ALEXANDRIA

Vote Against Building Owner Is a Win for . . . a Ghost?

By Kirstin Downey
Washington Post Staff Writer
Sunday, September 16, 2007

The ghost at 210 King St. got a reprieve.

The Alexandria City Council voted yesterday to deny the building owner's request to demolish part of it to add a floor to the 200-year-old structure, which is reputed to house a phantasm.

The council turned down the request after historic preservationists had asked that the structure, built in the "flounder" style characteristic of the city's early years, should not be altered because it would damage the streetscape.

Michael W. Zarlenga, who owns the building and a store in it called the Trophy Room, which sells guns and hunting and fishing gear, tearfully asked the city to reconsider the decision made in June by the board of architectural review to deny his request to tear down the back of the building and raise it by one floor. Council members said he could submit other plans, but Zarlenga said he doesn't think he will.
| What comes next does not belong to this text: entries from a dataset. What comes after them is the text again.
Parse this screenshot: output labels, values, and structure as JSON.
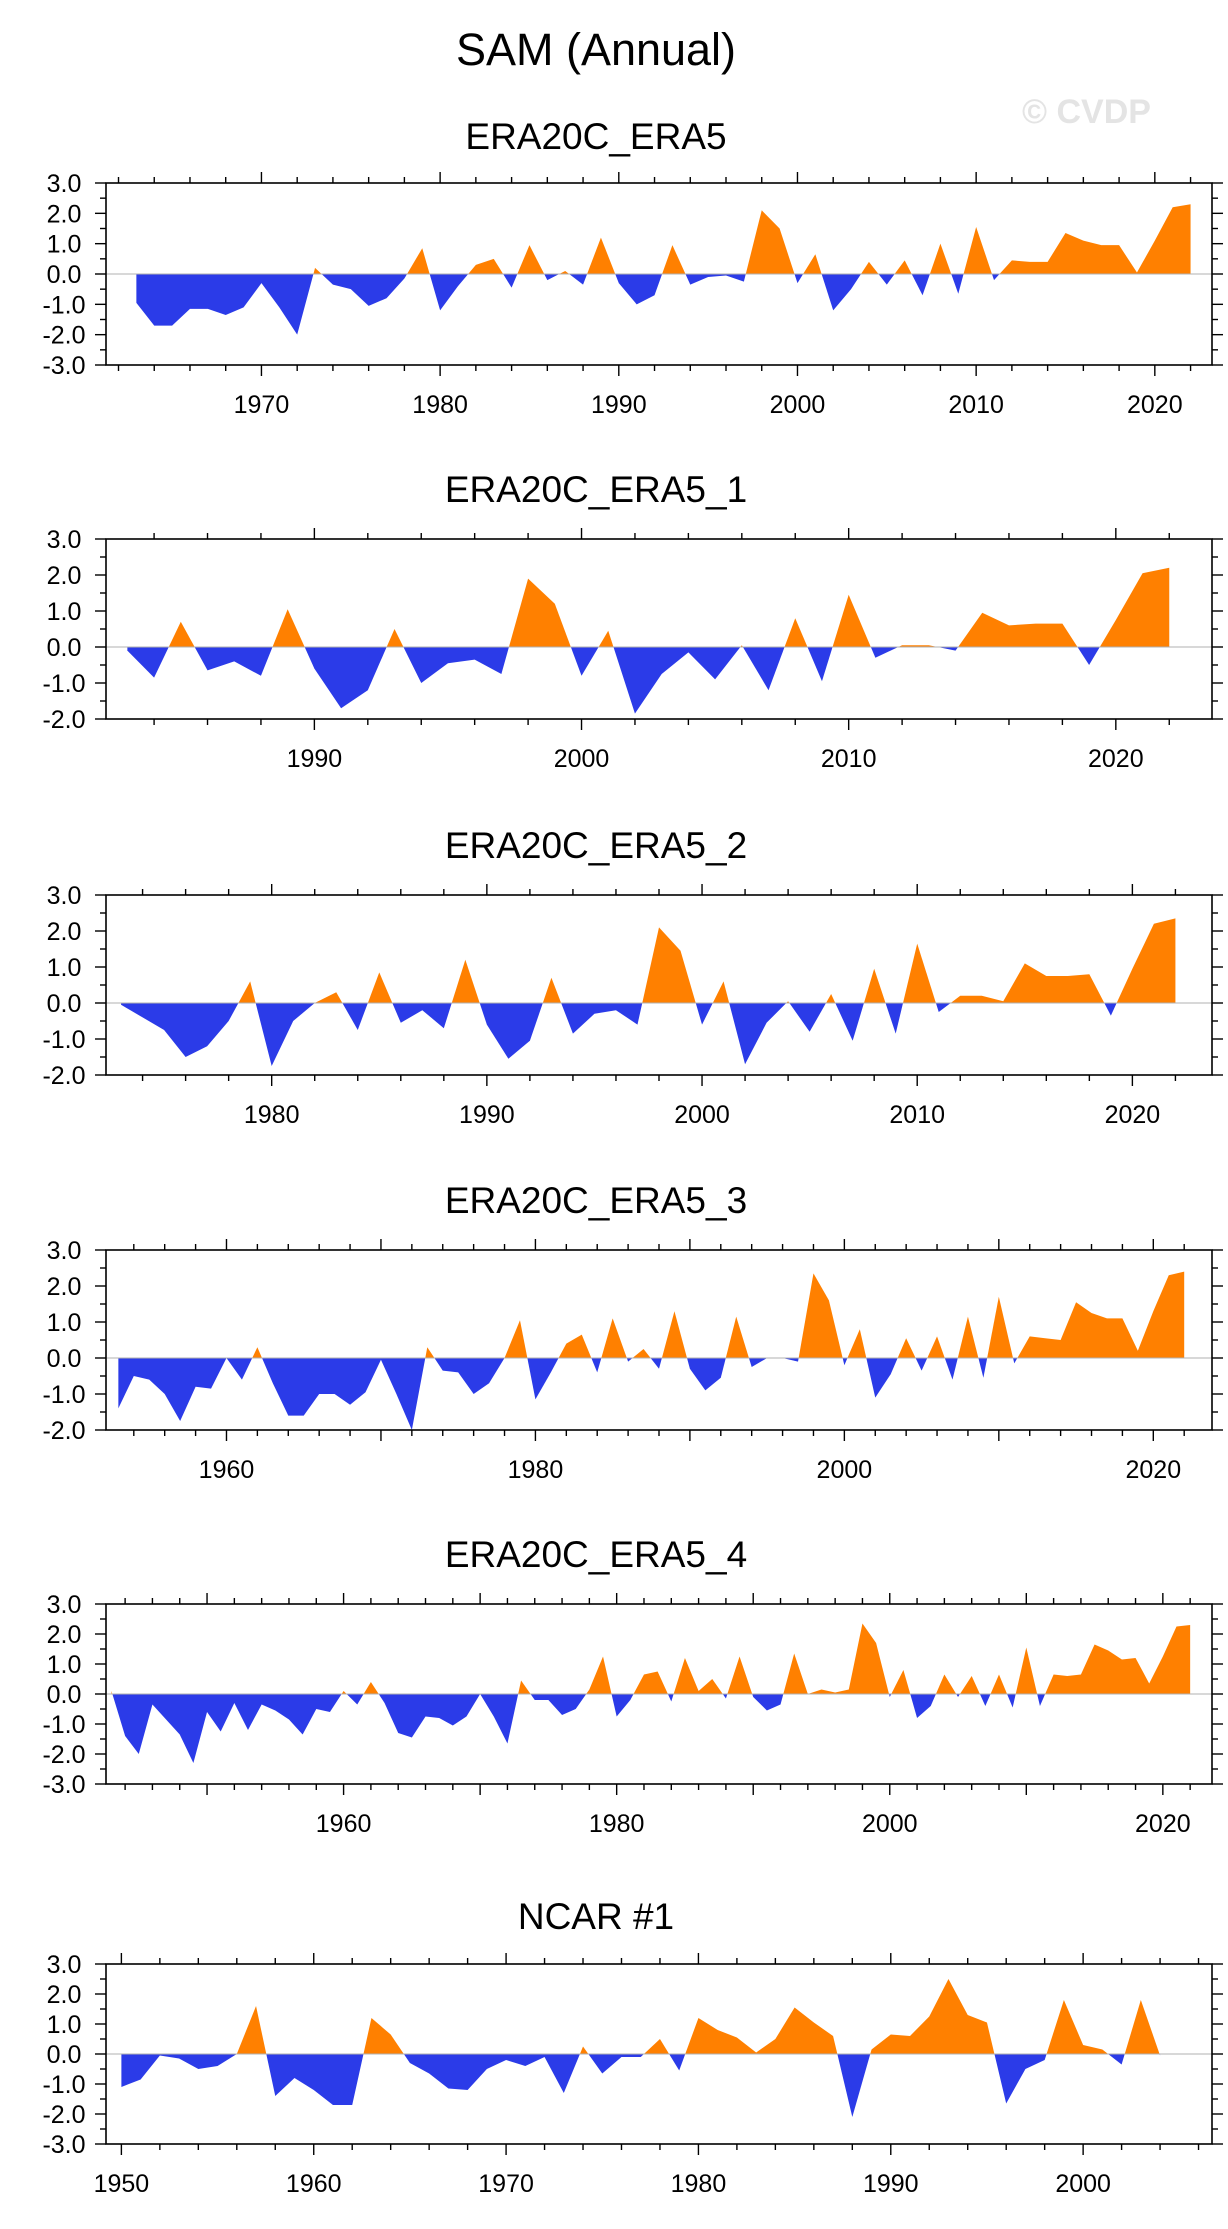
{
  "title": "SAM (Annual)",
  "watermark": "© CVDP",
  "colors": {
    "positive": "#FF8000",
    "negative": "#2B3BE8",
    "axis": "#000000"
  },
  "chart_data": [
    {
      "type": "area",
      "title": "ERA20C_ERA5",
      "x_start": 1963,
      "xlim": [
        1961.3,
        2023.2
      ],
      "ylim": [
        -3.0,
        3.0
      ],
      "yticks": [
        "3.0",
        "2.0",
        "1.0",
        "0.0",
        "-1.0",
        "-2.0",
        "-3.0"
      ],
      "xticks": [
        "1970",
        "1980",
        "1990",
        "2000",
        "2010",
        "2020"
      ],
      "values": [
        -0.95,
        -1.7,
        -1.7,
        -1.15,
        -1.15,
        -1.35,
        -1.1,
        -0.3,
        -1.1,
        -2.0,
        0.2,
        -0.35,
        -0.5,
        -1.05,
        -0.8,
        -0.15,
        0.85,
        -1.2,
        -0.4,
        0.3,
        0.5,
        -0.45,
        0.95,
        -0.2,
        0.1,
        -0.35,
        1.2,
        -0.3,
        -1.0,
        -0.7,
        0.95,
        -0.35,
        -0.1,
        -0.05,
        -0.25,
        2.1,
        1.5,
        -0.3,
        0.65,
        -1.2,
        -0.5,
        0.4,
        -0.35,
        0.45,
        -0.7,
        1.0,
        -0.65,
        1.55,
        -0.2,
        0.45,
        0.4,
        0.4,
        1.35,
        1.1,
        0.95,
        0.95,
        0.05,
        1.1,
        2.2,
        2.3
      ]
    },
    {
      "type": "area",
      "title": "ERA20C_ERA5_1",
      "x_start": 1983,
      "xlim": [
        1982.2,
        2023.6
      ],
      "ylim": [
        -2.0,
        3.0
      ],
      "yticks": [
        "3.0",
        "2.0",
        "1.0",
        "0.0",
        "-1.0",
        "-2.0"
      ],
      "xticks": [
        "1990",
        "2000",
        "2010",
        "2020"
      ],
      "values": [
        -0.1,
        -0.85,
        0.7,
        -0.65,
        -0.4,
        -0.8,
        1.05,
        -0.6,
        -1.7,
        -1.2,
        0.5,
        -1.0,
        -0.45,
        -0.35,
        -0.75,
        1.9,
        1.2,
        -0.8,
        0.45,
        -1.85,
        -0.75,
        -0.15,
        -0.9,
        0.05,
        -1.2,
        0.8,
        -0.95,
        1.45,
        -0.3,
        0.05,
        0.05,
        -0.1,
        0.95,
        0.6,
        0.65,
        0.65,
        -0.5,
        0.75,
        2.05,
        2.2
      ]
    },
    {
      "type": "area",
      "title": "ERA20C_ERA5_2",
      "x_start": 1973,
      "xlim": [
        1972.3,
        2023.7
      ],
      "ylim": [
        -2.0,
        3.0
      ],
      "yticks": [
        "3.0",
        "2.0",
        "1.0",
        "0.0",
        "-1.0",
        "-2.0"
      ],
      "xticks": [
        "1980",
        "1990",
        "2000",
        "2010",
        "2020"
      ],
      "values": [
        -0.05,
        -0.4,
        -0.75,
        -1.5,
        -1.2,
        -0.5,
        0.6,
        -1.75,
        -0.5,
        0.0,
        0.3,
        -0.75,
        0.85,
        -0.55,
        -0.2,
        -0.7,
        1.2,
        -0.6,
        -1.55,
        -1.05,
        0.7,
        -0.85,
        -0.3,
        -0.2,
        -0.6,
        2.1,
        1.45,
        -0.6,
        0.6,
        -1.7,
        -0.55,
        0.05,
        -0.8,
        0.25,
        -1.05,
        0.95,
        -0.85,
        1.65,
        -0.25,
        0.2,
        0.2,
        0.05,
        1.1,
        0.75,
        0.75,
        0.8,
        -0.35,
        0.95,
        2.2,
        2.35
      ]
    },
    {
      "type": "area",
      "title": "ERA20C_ERA5_3",
      "x_start": 1953,
      "xlim": [
        1952.2,
        2023.8
      ],
      "ylim": [
        -2.0,
        3.0
      ],
      "yticks": [
        "3.0",
        "2.0",
        "1.0",
        "0.0",
        "-1.0",
        "-2.0"
      ],
      "xticks": [
        "1960",
        "1980",
        "2000",
        "2020"
      ],
      "values": [
        -1.4,
        -0.5,
        -0.6,
        -1.0,
        -1.75,
        -0.8,
        -0.85,
        0.0,
        -0.6,
        0.3,
        -0.7,
        -1.6,
        -1.6,
        -1.0,
        -1.0,
        -1.3,
        -0.95,
        -0.05,
        -1.0,
        -2.0,
        0.3,
        -0.35,
        -0.4,
        -1.0,
        -0.7,
        0.0,
        1.05,
        -1.15,
        -0.4,
        0.4,
        0.65,
        -0.4,
        1.1,
        -0.1,
        0.25,
        -0.3,
        1.3,
        -0.3,
        -0.9,
        -0.55,
        1.15,
        -0.25,
        0.0,
        0.0,
        -0.1,
        2.35,
        1.6,
        -0.2,
        0.8,
        -1.1,
        -0.45,
        0.55,
        -0.35,
        0.6,
        -0.6,
        1.15,
        -0.55,
        1.7,
        -0.15,
        0.6,
        0.55,
        0.5,
        1.55,
        1.25,
        1.1,
        1.1,
        0.2,
        1.3,
        2.3,
        2.4
      ]
    },
    {
      "type": "area",
      "title": "ERA20C_ERA5_4",
      "x_start": 1943,
      "xlim": [
        1942.6,
        2023.6
      ],
      "ylim": [
        -3.0,
        3.0
      ],
      "yticks": [
        "3.0",
        "2.0",
        "1.0",
        "0.0",
        "-1.0",
        "-2.0",
        "-3.0"
      ],
      "xticks": [
        "1960",
        "1980",
        "2000",
        "2020"
      ],
      "values": [
        0.1,
        -1.4,
        -2.0,
        -0.35,
        -0.85,
        -1.35,
        -2.3,
        -0.6,
        -1.25,
        -0.3,
        -1.2,
        -0.35,
        -0.55,
        -0.85,
        -1.35,
        -0.5,
        -0.6,
        0.1,
        -0.35,
        0.4,
        -0.3,
        -1.3,
        -1.45,
        -0.75,
        -0.8,
        -1.05,
        -0.75,
        0.0,
        -0.75,
        -1.65,
        0.45,
        -0.2,
        -0.2,
        -0.7,
        -0.5,
        0.15,
        1.25,
        -0.75,
        -0.2,
        0.65,
        0.75,
        -0.25,
        1.2,
        0.1,
        0.5,
        -0.15,
        1.25,
        -0.1,
        -0.55,
        -0.35,
        1.35,
        0.0,
        0.15,
        0.05,
        0.15,
        2.35,
        1.7,
        -0.1,
        0.8,
        -0.8,
        -0.4,
        0.65,
        -0.1,
        0.6,
        -0.4,
        0.65,
        -0.45,
        1.55,
        -0.4,
        0.65,
        0.6,
        0.65,
        1.65,
        1.45,
        1.15,
        1.2,
        0.35,
        1.25,
        2.25,
        2.3
      ]
    },
    {
      "type": "area",
      "title": "NCAR #1",
      "x_start": 1950,
      "xlim": [
        1949.2,
        2006.7
      ],
      "ylim": [
        -3.0,
        3.0
      ],
      "yticks": [
        "3.0",
        "2.0",
        "1.0",
        "0.0",
        "-1.0",
        "-2.0",
        "-3.0"
      ],
      "xticks": [
        "1950",
        "1960",
        "1970",
        "1980",
        "1990",
        "2000"
      ],
      "values": [
        -1.1,
        -0.85,
        -0.05,
        -0.15,
        -0.5,
        -0.4,
        0.0,
        1.6,
        -1.4,
        -0.8,
        -1.2,
        -1.7,
        -1.7,
        1.2,
        0.65,
        -0.3,
        -0.65,
        -1.15,
        -1.2,
        -0.5,
        -0.2,
        -0.4,
        -0.1,
        -1.3,
        0.25,
        -0.65,
        -0.1,
        -0.1,
        0.5,
        -0.55,
        1.2,
        0.8,
        0.55,
        0.05,
        0.5,
        1.55,
        1.05,
        0.6,
        -2.1,
        0.15,
        0.65,
        0.6,
        1.25,
        2.5,
        1.3,
        1.05,
        -1.65,
        -0.5,
        -0.2,
        1.8,
        0.3,
        0.15,
        -0.35,
        1.8,
        -0.05
      ]
    }
  ]
}
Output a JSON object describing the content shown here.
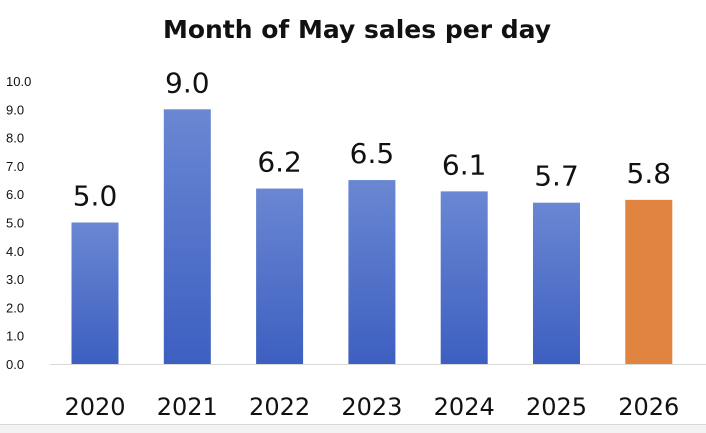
{
  "chart_data": {
    "type": "bar",
    "title": "Month of May sales per day",
    "xlabel": "",
    "ylabel": "",
    "categories": [
      "2020",
      "2021",
      "2022",
      "2023",
      "2024",
      "2025",
      "2026"
    ],
    "values": [
      5.0,
      9.0,
      6.2,
      6.5,
      6.1,
      5.7,
      5.8
    ],
    "data_labels": [
      "5.0",
      "9.0",
      "6.2",
      "6.5",
      "6.1",
      "5.7",
      "5.8"
    ],
    "yticks": [
      "0.0",
      "1.0",
      "2.0",
      "3.0",
      "4.0",
      "5.0",
      "6.0",
      "7.0",
      "8.0",
      "9.0",
      "10.0"
    ],
    "ylim": [
      0,
      10
    ],
    "grid": false,
    "legend": "none",
    "bar_colors": [
      "#4a6fc9",
      "#4a6fc9",
      "#4a6fc9",
      "#4a6fc9",
      "#4a6fc9",
      "#4a6fc9",
      "#e0843f"
    ]
  }
}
"I've already spent way too much money and wasted way too much time," he said. He worked with planning staff for more than a year and spent about $125,000 on historic research, legal fees and plans he thought were sensitive to the site, he said.

"The business will likely close by the end of the year," Zarlenga said.

But city officials and preservationists said the back of the building, a commercial structure with an angled roof and a single window, would be irreparably damaged if altered. The structure is described as flounder-style because it looks like the profile of a fish.

"There's no doubt in my mind this is a very special building," said Alexandria Vice Mayor Redella S. "Del" Pepper (D).

The architecture isn't the property's only unusual feature. Retail tenants have said there is poltergeist activity. Some have sensed a ghostly presence, and others have reported seeing a spectral-looking man gazing out an upstairs window, holding a light and looking anxiously toward the waterfront.

Jean Hsu Lupo, owner of Paint This, a pottery business, operated her store out of the building's upstairs room until about five years ago, when she moved to 1013 King St. She said that several items moved about at night and that some tools disappeared.

She said it wasn't frightening, because the presence seemed more lonely than menacing. "I've never been afraid of spirits," she said.

Zarlenga said he had never seen the spirit, even when working late at night.

Even in the day, the upstairs room feels eerie. Reached by a narrow, red-carpeted stairway from the main entrance, it contains several stuffed animal heads, including those of bison, water buffalo, antelope and a buck with 16-point antlers.